Les médecines complémentaires utiles aux MICI ?

Aude Lecrubier

Auteurs et déclarations

24 janvier 2012

Les médecines non conventionnelles sont très utilisées dans les MICI. Dr S. Nahon.

Les résultats préliminaires d'une l'enquête en ligne montrent que 48% des patients atteints de maladies inflammatoires chroniques de l'intestin utilisent des médecines complémentaires.
24 janvier 2012

Paris, France - Lors d'une séance « questions/réponses » des 5èmes Assises Nationales des MICI (maladies inflammatoires chroniques de l'intestin), le Dr Stéphane Nahon, gastroentérologue et hépatologue au CHI Le Raincy (Montfermeil), a révélé les résultats préliminaires de l'enquête SUMMAC (Sur l'Utilisation dans les MICI des Médecines dites Associées ou Complémentaires) [1].

S'il en ressort que les médecines non conventionnelles ne semblent présenter que peu d'intérêt pour améliorer les MICI et la qualité de vie des patients, l'orateur a engagé les médecins à promouvoir le dialogue avec leurs patients car l'enquête révèle près de la moitié d'entre eux utilisent ce type de médecines.

« Devant la jungle des médecines complémentaires, le but de cette enquête était d'avoir une photographie de ces médecines au cours des maladies inflammatoires de l'intestin et d'apprécier l'impact sur la qualité de vie des patients », a expliqué Stéphane Nahon.

Au 9 janvier, 511 questionnaires ont été analysés. Une majorité de femmes y ont répondu (78,7%), l'âge moyen était de 37 ans, 60% des patients étaient atteints d'une maladie de Crohn et 40% d'une rectocolite hémorragique, un tiers avaient subi une chirurgie, 24 % avaient des lésions abdomino-périnéales, 27% ont déclaré une poussée. Par ailleurs, 20% fumaient et 56,5% étaient membres de l'Association François Aupetit (AFA).

Au total, 48 % des patients ont déclaré être utilisateurs de médecines complémentaires au moment où ils remplissaient le questionnaire. « Ce chiffre est important et il est possible qu'il y ait un biais de recrutement mais toutes les études qui ont porté sur le sujet ont utilisé le même mode de recrutement », a précisé l'intervenant.

Concernant le type de médecine non conventionnelle utilisée, 24% ont déclaré prendre des vitamines, 45% un traitement homéopathique, 45% des herbes (sous toutes leurs formes), 17% des suppléments diététiques, 30% un traitement par acupuncture, et 80% ont opté pour des massages, la chiropraxie, ou la réflexologie.

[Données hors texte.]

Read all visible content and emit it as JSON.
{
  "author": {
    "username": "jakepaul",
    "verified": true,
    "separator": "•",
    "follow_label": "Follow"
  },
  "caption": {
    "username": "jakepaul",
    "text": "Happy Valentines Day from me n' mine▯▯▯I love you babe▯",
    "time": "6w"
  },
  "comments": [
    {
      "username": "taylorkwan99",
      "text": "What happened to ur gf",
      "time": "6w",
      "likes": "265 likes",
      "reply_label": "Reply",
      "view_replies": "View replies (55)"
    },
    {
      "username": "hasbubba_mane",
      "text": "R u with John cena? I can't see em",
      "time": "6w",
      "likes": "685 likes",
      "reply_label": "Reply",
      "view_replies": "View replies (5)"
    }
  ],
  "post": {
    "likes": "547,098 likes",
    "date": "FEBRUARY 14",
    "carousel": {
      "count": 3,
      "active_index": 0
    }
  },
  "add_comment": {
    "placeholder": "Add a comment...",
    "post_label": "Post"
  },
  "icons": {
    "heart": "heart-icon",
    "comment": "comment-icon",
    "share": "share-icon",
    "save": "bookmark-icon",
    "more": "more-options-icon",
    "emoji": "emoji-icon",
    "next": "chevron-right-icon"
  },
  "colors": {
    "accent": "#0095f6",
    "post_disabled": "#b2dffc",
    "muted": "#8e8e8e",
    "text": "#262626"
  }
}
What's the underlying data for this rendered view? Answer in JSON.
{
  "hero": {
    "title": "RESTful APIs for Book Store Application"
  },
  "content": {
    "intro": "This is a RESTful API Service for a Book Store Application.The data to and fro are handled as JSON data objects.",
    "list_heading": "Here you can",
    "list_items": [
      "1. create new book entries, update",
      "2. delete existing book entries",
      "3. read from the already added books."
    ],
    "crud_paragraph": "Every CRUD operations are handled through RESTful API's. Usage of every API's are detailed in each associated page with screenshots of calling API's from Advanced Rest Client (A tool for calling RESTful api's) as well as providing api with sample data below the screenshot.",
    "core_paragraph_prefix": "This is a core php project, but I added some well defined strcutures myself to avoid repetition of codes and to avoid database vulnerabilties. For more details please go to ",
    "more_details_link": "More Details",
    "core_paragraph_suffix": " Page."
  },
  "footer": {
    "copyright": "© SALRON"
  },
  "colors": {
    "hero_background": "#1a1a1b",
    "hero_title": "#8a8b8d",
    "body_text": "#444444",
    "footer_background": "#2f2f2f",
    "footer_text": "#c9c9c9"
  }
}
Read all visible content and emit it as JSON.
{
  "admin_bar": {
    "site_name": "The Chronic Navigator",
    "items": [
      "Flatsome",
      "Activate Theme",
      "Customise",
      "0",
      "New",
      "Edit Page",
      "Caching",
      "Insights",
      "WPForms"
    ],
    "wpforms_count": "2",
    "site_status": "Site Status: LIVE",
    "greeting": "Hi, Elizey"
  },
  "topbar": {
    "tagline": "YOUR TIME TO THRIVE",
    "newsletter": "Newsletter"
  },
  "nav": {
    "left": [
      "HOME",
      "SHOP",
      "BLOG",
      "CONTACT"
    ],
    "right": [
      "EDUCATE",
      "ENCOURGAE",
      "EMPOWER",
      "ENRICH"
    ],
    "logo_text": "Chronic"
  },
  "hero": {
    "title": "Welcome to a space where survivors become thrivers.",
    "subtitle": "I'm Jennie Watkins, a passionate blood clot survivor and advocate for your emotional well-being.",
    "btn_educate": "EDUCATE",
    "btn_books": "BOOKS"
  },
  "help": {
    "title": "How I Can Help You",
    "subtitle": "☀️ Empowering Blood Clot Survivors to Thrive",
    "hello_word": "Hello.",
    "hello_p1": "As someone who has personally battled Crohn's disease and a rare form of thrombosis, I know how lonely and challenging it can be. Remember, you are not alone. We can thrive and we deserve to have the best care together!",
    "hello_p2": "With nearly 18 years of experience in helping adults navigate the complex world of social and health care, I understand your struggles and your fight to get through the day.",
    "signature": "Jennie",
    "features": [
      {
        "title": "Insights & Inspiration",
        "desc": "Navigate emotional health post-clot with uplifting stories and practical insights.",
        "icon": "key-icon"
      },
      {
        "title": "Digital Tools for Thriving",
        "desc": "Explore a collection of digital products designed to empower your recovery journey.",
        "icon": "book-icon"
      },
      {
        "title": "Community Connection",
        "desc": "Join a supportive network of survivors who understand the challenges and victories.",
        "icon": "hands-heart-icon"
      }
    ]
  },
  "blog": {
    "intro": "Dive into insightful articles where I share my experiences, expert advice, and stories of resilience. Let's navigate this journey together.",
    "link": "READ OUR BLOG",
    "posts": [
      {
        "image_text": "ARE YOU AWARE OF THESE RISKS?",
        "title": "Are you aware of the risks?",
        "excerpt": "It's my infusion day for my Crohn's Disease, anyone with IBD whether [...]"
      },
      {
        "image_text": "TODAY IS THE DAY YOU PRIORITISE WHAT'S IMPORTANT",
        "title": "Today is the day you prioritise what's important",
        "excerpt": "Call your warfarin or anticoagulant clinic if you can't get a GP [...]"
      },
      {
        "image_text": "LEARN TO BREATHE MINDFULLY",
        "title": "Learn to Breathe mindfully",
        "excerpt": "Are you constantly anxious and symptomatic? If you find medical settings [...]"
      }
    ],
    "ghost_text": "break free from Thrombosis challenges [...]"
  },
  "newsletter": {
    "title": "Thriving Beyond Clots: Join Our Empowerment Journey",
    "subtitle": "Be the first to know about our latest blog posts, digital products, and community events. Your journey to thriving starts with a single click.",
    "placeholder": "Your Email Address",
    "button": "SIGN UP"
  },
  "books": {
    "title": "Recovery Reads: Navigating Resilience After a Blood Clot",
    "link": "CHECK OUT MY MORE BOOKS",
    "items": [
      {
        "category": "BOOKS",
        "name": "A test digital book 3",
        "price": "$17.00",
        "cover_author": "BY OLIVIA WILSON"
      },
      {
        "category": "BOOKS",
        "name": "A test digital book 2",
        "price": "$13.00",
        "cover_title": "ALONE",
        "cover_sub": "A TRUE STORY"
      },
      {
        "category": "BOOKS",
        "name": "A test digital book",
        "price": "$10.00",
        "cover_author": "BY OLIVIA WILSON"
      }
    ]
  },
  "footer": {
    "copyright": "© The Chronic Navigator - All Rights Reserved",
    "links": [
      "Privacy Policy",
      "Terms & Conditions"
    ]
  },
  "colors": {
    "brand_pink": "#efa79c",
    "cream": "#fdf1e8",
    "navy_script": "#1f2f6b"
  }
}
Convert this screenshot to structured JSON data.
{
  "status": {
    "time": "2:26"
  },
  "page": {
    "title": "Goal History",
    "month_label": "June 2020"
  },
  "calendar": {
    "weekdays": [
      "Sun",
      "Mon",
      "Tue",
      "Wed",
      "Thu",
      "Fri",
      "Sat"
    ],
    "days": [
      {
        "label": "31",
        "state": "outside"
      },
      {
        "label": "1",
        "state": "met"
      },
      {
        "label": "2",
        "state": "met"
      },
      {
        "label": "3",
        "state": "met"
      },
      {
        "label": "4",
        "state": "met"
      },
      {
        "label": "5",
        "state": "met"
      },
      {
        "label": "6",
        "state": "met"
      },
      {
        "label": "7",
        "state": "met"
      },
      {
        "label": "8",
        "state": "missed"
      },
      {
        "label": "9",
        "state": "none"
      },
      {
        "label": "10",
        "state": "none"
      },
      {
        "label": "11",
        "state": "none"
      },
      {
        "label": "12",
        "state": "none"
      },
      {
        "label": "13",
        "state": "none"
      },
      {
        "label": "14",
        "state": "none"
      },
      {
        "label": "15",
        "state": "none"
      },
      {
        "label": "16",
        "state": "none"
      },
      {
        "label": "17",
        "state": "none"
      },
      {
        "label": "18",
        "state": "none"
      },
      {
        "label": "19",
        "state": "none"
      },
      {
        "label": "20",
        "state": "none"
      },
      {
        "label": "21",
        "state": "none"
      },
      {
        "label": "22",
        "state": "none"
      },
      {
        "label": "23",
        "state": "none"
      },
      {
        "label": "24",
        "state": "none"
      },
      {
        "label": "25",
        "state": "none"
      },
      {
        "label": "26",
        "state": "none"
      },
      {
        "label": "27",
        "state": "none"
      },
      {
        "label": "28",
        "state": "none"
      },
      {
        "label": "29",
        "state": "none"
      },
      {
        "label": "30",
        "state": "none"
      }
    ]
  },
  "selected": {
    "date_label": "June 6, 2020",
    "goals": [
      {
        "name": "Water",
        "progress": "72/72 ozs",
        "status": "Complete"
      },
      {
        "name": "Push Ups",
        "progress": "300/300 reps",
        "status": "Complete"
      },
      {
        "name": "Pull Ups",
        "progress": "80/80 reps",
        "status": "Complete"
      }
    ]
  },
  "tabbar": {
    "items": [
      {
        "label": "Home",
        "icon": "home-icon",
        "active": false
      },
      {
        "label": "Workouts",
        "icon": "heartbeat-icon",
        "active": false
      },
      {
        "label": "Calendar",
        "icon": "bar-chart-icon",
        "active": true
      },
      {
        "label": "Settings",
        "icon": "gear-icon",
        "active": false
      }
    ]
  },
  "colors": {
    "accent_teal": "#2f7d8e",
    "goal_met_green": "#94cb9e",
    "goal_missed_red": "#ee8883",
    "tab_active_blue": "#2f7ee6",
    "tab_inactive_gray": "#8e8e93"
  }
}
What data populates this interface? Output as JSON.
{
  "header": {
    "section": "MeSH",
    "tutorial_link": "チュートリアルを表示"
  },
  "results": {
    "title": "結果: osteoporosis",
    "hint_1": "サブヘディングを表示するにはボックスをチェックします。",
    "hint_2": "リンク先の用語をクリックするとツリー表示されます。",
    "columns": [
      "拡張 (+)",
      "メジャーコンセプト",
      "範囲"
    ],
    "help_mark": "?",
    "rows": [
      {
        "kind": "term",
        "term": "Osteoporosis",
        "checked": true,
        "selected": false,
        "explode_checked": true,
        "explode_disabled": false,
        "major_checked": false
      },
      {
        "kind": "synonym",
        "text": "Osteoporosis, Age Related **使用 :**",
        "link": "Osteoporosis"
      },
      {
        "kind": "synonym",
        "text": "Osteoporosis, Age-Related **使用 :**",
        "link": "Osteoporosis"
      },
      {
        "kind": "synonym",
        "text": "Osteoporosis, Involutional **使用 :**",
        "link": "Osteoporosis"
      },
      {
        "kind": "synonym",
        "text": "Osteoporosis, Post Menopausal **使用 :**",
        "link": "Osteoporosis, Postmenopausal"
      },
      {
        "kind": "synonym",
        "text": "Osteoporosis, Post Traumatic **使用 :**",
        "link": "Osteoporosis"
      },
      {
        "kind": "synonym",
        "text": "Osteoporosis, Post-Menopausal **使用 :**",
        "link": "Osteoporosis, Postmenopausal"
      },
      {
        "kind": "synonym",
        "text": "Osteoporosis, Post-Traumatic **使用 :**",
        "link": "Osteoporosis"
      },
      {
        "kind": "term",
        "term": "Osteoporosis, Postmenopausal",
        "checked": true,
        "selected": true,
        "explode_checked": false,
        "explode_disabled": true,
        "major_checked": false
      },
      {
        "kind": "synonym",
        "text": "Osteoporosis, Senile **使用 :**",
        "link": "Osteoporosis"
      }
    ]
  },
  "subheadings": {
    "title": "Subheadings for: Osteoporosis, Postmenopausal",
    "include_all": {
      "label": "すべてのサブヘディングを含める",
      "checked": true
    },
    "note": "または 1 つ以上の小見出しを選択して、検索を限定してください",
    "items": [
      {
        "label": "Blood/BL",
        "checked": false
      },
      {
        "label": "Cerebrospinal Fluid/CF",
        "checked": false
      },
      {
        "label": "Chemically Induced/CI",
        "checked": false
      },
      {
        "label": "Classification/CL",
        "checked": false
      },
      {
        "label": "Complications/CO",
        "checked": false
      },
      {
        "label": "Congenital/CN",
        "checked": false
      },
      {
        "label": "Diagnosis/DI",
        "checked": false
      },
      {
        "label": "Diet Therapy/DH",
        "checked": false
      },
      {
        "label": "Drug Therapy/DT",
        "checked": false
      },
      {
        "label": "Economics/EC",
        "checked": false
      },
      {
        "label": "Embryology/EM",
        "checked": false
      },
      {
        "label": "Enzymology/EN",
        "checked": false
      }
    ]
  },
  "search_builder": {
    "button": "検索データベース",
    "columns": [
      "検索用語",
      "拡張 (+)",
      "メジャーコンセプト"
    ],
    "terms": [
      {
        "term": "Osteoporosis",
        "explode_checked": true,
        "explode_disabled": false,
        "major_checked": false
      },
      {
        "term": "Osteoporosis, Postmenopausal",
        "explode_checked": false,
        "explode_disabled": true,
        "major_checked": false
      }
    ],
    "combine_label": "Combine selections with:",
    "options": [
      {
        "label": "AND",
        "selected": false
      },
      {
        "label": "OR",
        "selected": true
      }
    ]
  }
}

Enfin, 37% ont consommé au moins une fois des probiotiques.

Concernant les régimes spécifiques, 17% suivaient un régime sans gluten, 25% un régime sans lactose, 10% consommaient des huiles de poisson et 6 % des eaux minérales.

« Les résultats bruts pour chaque type de médecines complémentaires sur l'amélioration de la MICI et de la qualité de vie ont monté que l'approche spirituelle n'améliorait pas la MICI et la qualité de vie, et que les résultats de la naturopathie étaient très moyens. En revanche, on a noté que la thérapie physique et les médecines traditionnelles amélioraient particulièrement la qualité de vie. Pour ce qui est des médecines diététiques, elles auraient tendance à améliorer légèrement les MICI », a résumé le Dr Nahon.

Résultats de l'utilisation de médecines complémentaires sur l'amélioration de la MICI et de la qualité de vie (QdV)


m=moyenne ; M=médiane
Amélioration MICI
Amélioration QdV
Naturopathie
m=47 ; M=50
m=52,6; M=60
Thérapie physique ou relaxation
m=49; M=59
m=60; M=70
Médecines traditionnelles/homéopathies
m=49; M=60
m=52,7; M=65
Diététique
m=53; M=62
m=55; M=63
Approche spirituelle
m=38; M=30
m=43; M=43

L'impact de l'usage des médecines complémentaires sur le suivi du traitement a montré que plus de 25% ont diminué ou arrêté leur traitement depuis qu'ils prenaient la médecine complémentaire. Par ailleurs, seuls 39% déclaraient avoir informé leur gastroentérologue de l'usage de ces médecines complémentaires.

« En conclusion, les médecines complémentaires sont fréquemment recherchées par les patients atteints de MICI et je pense que notre rôle est de les orienter vers celles qui sembleraient améliorer leur qualité de vie et peut être la MICI. Le médecin doit se situer comme conseiller plutôt que de rejeter d'emblée ces médecines complémentaires. Il parait intéressant d'en parler avec les patients », a indiqué le gastro-entérologue.

Stéphane Nahon invite les médecins à proposer à leurs patients de répondre au questionnaire sur le site de l'AFA, l'objectif étant d'atteindre les 1000 questionnaires.